2014 - 2016 Joost Mellink: "How to achieve meaningful integration of IT?"

| tag: Arnhem

Excerpt from Joost's 20 minute presentation for Speaking Without Thumbs - DAI's 3 day graduation lectures marathon, July 2016 

Maintaining and Optimizing Healthcare in the Face of Growing Demand


Joost Mellink challenged the audience to contextualize a healthcare-related question within the cultural sphere in his performance-lecture, asking, “What will the future of medical healthcare bring in the face of growing demand, and how can a meaningful integration of IT be achieved?”

Without saying more than a few introductory words, Joost brought his invited guest speaker Jos Vliegenthart to the stage. Vliegenthart, a healthcare IT consultant launched into a business-like PowerPoint presentation describing his work in IT. He began by outlining some of the trends that have led to the growing demand of healthcare (such as the ageing population, a newly assertive patient population, and the rise of patient self-management). He also talked about some of the problems and challenges that have come up with data management in the field of IT and the way these issues tend to play a part in the lives of physicians and their patients. In patient-centered care, Vliegenthart says, the patient is increasingly more responsible for his own health and his own data management. He forecasts a future where we will need to turn unstructured data into structured data so that we can recognize it, make meaning, and ‘cluster it’. According to Vliegenthart, this will lead to new, updated roles for professionals in the healthcare field.

After the lecture, Joost screened a short farm-management systems promotional video. In the advertisement, the deep-voiced narrator speaks about how more sensors and greater connections will lead to a sustainable, profitable, and enjoyable future in farming. In this model, IT based on ‘decision supported information’ will make it easy to “compare, calculate, and cooperate”.

For Bonaventure Soh Bejeng Ndikung, Joost’s presentation drew him back into his former life when he was an engineer working on optimization devices to monitor patients with cardiovascular disease. He considered how over-optimization of the world leaves no space for chance, but here – in this performance platform at DAI, and perhaps also in art – “there is a lot of space for chance.” In regard to the ageing population that Vliegenthart referred to, he commented that, “we are outsourcing death”, and the distance between people (for example between doctor and patient) is getting progressively wider. Finally, he wondered aloud what effect hacking might have on such systems?

Ekaterina Degot began by admitting that she might not be on the same page since she was not exactly sure what IT is. She also wondered about the word ‘integration’ in the main question – integration into what? She said that throughout the lecture-performance she had been asking herself if the presentation was supposed to be serious, and if not, when it would become funny. For her, that comic relief came with Vliegenthart’s remark that we are “supposed to collect our own data and store it ourselves”. Degot reminded the audience that avant-garde artists wanted to turn consumers into artists in an effort to get to get rid of consumers. Drawing a parallel to the healthcare trends Joost’s presentation brought (for example, that we are all supposed to diagnose ourselves), Degot says that in art now everybody is not just an artist but also an artist–researcher (which also speaks of a kind of self-diagnosis).

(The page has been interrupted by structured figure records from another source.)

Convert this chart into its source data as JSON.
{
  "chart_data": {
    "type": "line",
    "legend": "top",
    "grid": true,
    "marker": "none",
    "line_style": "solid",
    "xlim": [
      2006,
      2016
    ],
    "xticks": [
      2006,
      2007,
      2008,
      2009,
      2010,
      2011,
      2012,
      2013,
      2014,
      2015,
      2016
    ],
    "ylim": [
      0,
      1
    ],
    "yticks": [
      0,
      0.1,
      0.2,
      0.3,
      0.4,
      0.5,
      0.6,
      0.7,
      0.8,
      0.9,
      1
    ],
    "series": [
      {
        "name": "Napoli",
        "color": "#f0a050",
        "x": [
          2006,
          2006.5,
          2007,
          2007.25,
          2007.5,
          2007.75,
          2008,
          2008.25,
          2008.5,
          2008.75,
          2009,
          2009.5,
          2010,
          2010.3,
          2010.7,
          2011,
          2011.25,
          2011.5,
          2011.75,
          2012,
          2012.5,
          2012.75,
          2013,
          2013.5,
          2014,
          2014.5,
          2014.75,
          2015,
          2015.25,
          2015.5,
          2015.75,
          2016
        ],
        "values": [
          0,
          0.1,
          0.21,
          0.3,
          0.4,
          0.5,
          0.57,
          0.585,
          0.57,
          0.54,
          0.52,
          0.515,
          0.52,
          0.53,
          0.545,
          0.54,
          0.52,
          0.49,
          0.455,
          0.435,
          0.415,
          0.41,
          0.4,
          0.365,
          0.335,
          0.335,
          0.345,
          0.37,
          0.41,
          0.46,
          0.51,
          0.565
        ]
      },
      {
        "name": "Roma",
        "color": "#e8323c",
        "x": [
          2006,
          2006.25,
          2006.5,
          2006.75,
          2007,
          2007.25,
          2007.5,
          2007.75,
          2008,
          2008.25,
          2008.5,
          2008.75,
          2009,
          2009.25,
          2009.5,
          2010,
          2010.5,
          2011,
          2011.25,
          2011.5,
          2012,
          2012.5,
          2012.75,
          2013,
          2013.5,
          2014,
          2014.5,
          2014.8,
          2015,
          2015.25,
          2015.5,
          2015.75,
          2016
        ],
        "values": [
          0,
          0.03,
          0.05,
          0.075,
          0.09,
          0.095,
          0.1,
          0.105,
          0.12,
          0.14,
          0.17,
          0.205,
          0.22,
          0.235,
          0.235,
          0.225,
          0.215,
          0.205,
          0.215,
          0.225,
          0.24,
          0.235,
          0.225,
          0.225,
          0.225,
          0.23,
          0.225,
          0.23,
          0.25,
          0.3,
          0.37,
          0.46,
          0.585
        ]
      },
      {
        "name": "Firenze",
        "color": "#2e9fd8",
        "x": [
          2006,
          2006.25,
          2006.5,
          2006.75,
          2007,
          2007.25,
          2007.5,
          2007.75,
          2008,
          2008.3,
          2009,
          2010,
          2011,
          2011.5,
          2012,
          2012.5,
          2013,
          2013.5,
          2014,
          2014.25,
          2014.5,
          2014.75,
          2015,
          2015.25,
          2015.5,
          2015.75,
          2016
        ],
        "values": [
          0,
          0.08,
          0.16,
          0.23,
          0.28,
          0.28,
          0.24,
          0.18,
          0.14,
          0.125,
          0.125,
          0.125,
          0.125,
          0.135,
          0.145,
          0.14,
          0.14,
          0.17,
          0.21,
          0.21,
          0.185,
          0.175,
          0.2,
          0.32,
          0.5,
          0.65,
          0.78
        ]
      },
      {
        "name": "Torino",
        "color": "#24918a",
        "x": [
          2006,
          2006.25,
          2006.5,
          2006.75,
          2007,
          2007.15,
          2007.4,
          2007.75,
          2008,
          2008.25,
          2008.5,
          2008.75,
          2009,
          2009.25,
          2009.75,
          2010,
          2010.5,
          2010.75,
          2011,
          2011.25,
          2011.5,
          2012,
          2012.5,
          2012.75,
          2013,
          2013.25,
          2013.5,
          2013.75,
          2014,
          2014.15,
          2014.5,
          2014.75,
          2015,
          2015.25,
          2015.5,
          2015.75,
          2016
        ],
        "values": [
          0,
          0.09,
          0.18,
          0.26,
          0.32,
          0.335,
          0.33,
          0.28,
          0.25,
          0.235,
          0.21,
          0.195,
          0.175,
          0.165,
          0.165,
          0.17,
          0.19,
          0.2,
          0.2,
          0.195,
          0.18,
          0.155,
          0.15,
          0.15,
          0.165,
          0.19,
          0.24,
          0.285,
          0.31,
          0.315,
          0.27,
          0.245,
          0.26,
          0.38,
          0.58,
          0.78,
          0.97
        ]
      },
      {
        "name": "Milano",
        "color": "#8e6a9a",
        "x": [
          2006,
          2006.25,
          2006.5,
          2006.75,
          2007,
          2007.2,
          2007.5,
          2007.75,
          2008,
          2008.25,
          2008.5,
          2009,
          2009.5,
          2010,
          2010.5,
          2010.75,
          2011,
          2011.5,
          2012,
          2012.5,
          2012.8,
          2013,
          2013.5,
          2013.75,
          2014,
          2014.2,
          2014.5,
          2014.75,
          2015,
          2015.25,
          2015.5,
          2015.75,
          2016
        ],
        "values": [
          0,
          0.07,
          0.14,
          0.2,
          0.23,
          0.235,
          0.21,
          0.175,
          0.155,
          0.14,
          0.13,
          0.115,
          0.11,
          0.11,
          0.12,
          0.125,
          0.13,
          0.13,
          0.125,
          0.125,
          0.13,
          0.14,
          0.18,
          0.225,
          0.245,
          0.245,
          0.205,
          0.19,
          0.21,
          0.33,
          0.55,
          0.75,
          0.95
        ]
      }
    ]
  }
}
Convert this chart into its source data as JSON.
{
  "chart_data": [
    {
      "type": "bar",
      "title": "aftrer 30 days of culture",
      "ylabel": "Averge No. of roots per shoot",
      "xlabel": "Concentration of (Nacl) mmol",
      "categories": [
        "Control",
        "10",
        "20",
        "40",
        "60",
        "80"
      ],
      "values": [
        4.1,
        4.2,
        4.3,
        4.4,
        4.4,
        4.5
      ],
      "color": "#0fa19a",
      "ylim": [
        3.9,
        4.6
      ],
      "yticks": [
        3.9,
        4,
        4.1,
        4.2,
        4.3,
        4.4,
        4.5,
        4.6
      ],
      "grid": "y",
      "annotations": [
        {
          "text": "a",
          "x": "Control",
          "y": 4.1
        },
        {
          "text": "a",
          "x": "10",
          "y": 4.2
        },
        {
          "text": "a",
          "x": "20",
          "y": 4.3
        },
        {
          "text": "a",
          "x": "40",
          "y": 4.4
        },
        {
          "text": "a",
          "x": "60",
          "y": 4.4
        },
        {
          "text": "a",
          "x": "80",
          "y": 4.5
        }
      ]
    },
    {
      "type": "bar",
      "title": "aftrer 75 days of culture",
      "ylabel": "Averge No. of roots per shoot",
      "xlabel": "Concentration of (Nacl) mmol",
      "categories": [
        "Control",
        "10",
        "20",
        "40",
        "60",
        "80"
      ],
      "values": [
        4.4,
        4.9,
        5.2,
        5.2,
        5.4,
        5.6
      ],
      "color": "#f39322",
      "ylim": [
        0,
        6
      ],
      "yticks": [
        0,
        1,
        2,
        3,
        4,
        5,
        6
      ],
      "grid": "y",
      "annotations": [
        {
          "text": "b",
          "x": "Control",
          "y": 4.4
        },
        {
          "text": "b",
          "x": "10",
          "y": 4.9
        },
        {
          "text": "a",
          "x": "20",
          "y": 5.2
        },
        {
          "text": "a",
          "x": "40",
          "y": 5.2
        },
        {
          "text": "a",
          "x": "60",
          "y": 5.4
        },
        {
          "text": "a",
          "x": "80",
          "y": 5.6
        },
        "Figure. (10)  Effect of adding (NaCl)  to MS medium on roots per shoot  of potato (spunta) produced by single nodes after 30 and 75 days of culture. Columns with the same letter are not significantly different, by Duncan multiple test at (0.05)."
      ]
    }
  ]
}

Rachel O’Reilly commented that this lecture-performance made her feel like Joost had outsourced the work to her. She saw what was presented as being related to arts and the governance of art and commended Joost for having the “courage to move into very unsexy terrain.” However, she would have liked more drama or context that would help explain why the artist chose to feature this particular professional (Vliegenthart). She was critical of the way that the performance-lecture “outsources the critical work to the audience.”

Bassam el Baroni responded by saying that the presentation was “missing a kind of positionality” and responsibility for the data. “You don’t have an opinion about that data and that opinion is a creative opinion. The question of subjectivity might have been the difficulty.” He asked, “What kind of bio-politics are we talking about in relation to the subject?” Referring back to Suhail Malik’s presentation about contemporary art and indeterminacy, he noted that Joost’s presentation resembled this type of indeterminate artistic presentation. Triggered by Joost’s question, El Baroni said he would like to know more about how we can maintain a progressive idea about IT, and push for more progress, and at the same time understand the implications with the best possible outcome?”